Güneydoğu Asya’nın hidrojen talebi 2024’te 4 Mt/yıl oldu; büyük kısmı amonyak ve rafineriden geliyor. 2030'a kadar 480 kt/yıl düşük emisyonlu üretim potansiyeli bulunsa da, projelerin sadece %6'sı nihai yatırım kararı almış durumda. Bu durum, bölgenin potansiyelinin olgunlaşması gerektiğini gösteriyor.

Latin Amerika, elektriğinin %63'ünü yenilenebilir kaynaklardan elde etmesi sayesinde, düşük maliyetli hidrojen üretimi için önemli bir avantaja sahip. Ancak, genel olarak gelişmekte olan ülkeler; yüksek finansman maliyetleri, yetersiz altyapı ve ihracata olan bağımlılık gibi faktörler nedeniyle ilerlemede zorluklar yaşıyor.

Türkiye İçin Fırsatlar: Rapordaki Somut Gelişmeler

IEA'nın Global Hydrogen Review 2025 raporu, Türkiye'nin hidrojen sektöründeki somut adımlarını ve küresel pazardaki yerini gözler önüne seriyor. Raporda Türkiye'den özel olarak bahsedilen bu noktalar, ülkemizin pasif bir izleyici değil, aktif bir oyuncu olduğunu gösteriyor.

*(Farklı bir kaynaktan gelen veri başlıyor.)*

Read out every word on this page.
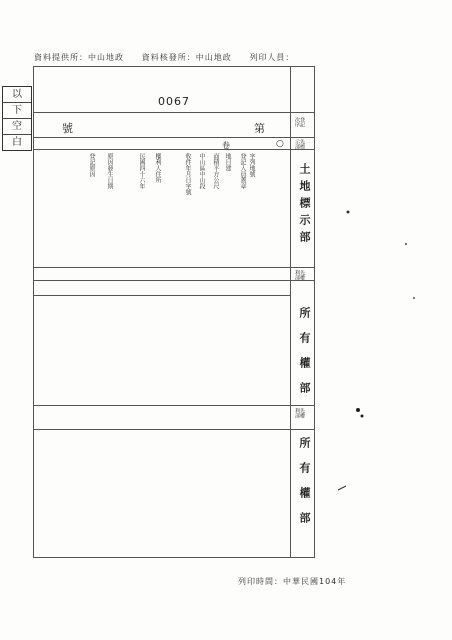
資料提供所：中山地政 資料核發所：中山地政 列印人員：
以
下
空
白
0067
號	第
卷	○
登記
次序
先標
示部
土地標示部
先權
利部
所有權部
先權
利部
所有權部
登記人員蓋章 字列地號
地目建
面積平方公尺
中山區中山段
收件年月日字號
權利人住所
民國四十六年
原因發生日期
登記原因
列印時間：中華民國104年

Altyapı ve Finansman: EU Desteğiyle Yol Haritası Çiziliyor

Rapor, Türkiye'nin altyapı çalışmalarına ve finansman olanaklarına vurgu yapıyor. Türkiye'nin ulusal doğalgaz iletim şirketi BOTAŞ, mevcut doğal gaz altyapısının hidrojen taşıma kapasitesini değerlendirmek ve ulusal bir hidrojen şebekesi ana planı geliştirmek için Avrupa Birliği'nden 3 milyon avro hibe aldı. Bu adım, hidrojenin gelecekteki enerji altyapımızın önemli bir parçası olacağına yönelik stratejik bir hazırlığın işaretidir. Ayrıca, iklim yatırımlarını destekleyen uluslararası bir finansman kuruluşu olan İklim Yatırım Fonları'ndan (CIF) 50-100 milyon dolar aralığında kaynak sağlanması, Türkiye'deki hidrojen projelerinin uluslararası finansman kuruluşlarının da dikkatini çektiğini ve potansiyel taşıdığını gösteriyor.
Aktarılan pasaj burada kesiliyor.